What is the breakeven for a GD long put?
The breakeven for the GD long put priced on this page is roughly $327.55 at expiration, derived from end-of-day chain premiums. Breakeven is the underlying price at which the strategy's P&L crosses zero ignoring transaction costs and assignment risk. The current GD market-implied 1-standard-deviation expected move is approximately 5.93%; if the move sits well outside the breakeven distance, the structure's risk-reward becomes correspondingly tighter.
When should you consider a long put on GD?

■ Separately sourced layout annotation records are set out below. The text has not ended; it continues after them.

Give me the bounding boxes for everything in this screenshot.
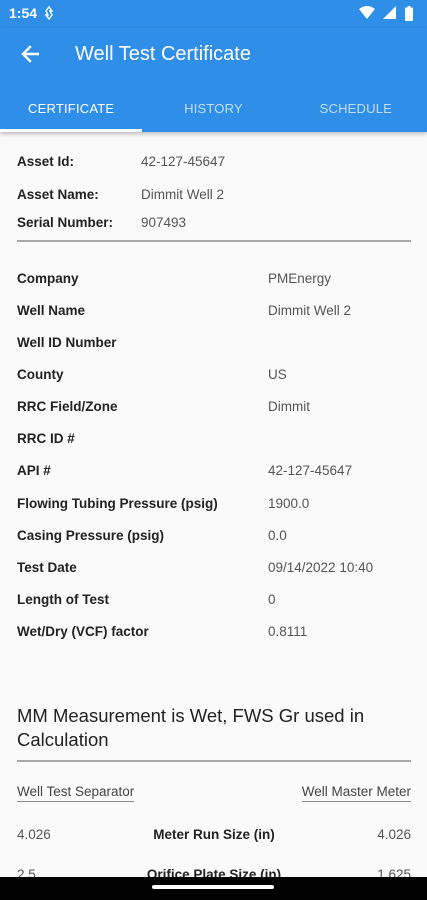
measurement-title: MM Measurement is Wet, FWS Gr used in Ca… [17,705,365,750]
tab-bar: CERTIFICATE HISTORY SCHEDULE [0,94,427,132]
notification-icon [44,5,54,25]
master-meter-value: 1.625 [377,867,411,877]
asset-name-value: Dimmit Well 2 [141,187,225,202]
status-time: 1:54 [9,5,38,21]
divider [17,240,411,242]
detail-label: Casing Pressure (psig) [17,528,165,543]
app-bar: Well Test Certificate CERTIFICATE HISTOR… [0,28,427,132]
status-icons [359,6,413,26]
cellular-icon [383,6,397,26]
detail-label: Wet/Dry (VCF) factor [17,624,149,639]
detail-value: Dimmit [268,399,310,414]
well-master-meter-header[interactable]: Well Master Meter [301,784,411,802]
divider [17,760,411,762]
asset-name-label: Asset Name: [17,187,99,202]
detail-label: Test Date [17,560,77,575]
arrow-left-icon [21,44,40,68]
detail-value: 09/14/2022 10:40 [268,560,374,575]
home-gesture-handle[interactable] [152,885,274,889]
detail-value: 42-127-45647 [268,463,353,478]
serial-number-value: 907493 [141,215,187,230]
status-bar: 1:54 [0,0,427,28]
detail-label: Well Name [17,303,86,318]
asset-id-value: 42-127-45647 [141,154,226,169]
detail-label: Length of Test [17,592,109,607]
tab-certificate[interactable]: CERTIFICATE [0,94,143,132]
detail-value: 0.0 [268,528,287,543]
detail-label: RRC ID # [17,431,75,446]
detail-value: Dimmit Well 2 [268,303,352,318]
detail-label: API # [17,463,51,478]
measurement-label: Meter Run Size (in) [153,827,275,842]
master-meter-value: 4.026 [377,827,411,842]
certificate-content[interactable]: Asset Id: 42-127-45647 Asset Name: Dimmi… [0,132,427,877]
detail-value: 0 [268,592,276,607]
battery-icon [405,6,413,26]
serial-number-label: Serial Number: [17,215,114,230]
page-title: Well Test Certificate [75,43,251,65]
detail-label: Flowing Tubing Pressure (psig) [17,496,218,511]
detail-value: 1900.0 [268,496,310,511]
separator-value: 4.026 [17,827,51,842]
tab-schedule[interactable]: SCHEDULE [285,94,427,132]
well-test-separator-header[interactable]: Well Test Separator [17,784,135,802]
detail-value: PMEnergy [268,271,332,286]
detail-label: County [17,367,64,382]
back-button[interactable] [14,40,46,72]
asset-id-label: Asset Id: [17,154,75,169]
detail-value: 0.8111 [268,624,308,639]
detail-label: Company [17,271,79,286]
wifi-icon [359,6,375,26]
detail-label: Well ID Number [17,335,117,350]
detail-label: RRC Field/Zone [17,399,118,414]
separator-value: 2.5 [17,867,36,877]
measurement-label: Orifice Plate Size (in) [146,867,282,877]
detail-value: US [268,367,287,382]
tab-history[interactable]: HISTORY [142,94,284,132]
system-nav-bar [0,877,427,900]
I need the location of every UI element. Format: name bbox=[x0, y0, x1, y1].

Long puts on GD hedge an existing long GD stock position or express a bearish view with defined risk; position sizing typically scales the put notional to the underlying GD exposure being hedged.
How does current GD implied volatility affect this long put?
GD ATM IV is at 20.67% with IV rank near 39.09%, which is mid-range against its 1-year history. Strategy selection depends more on directional thesis and expected move than on a strong IV signal.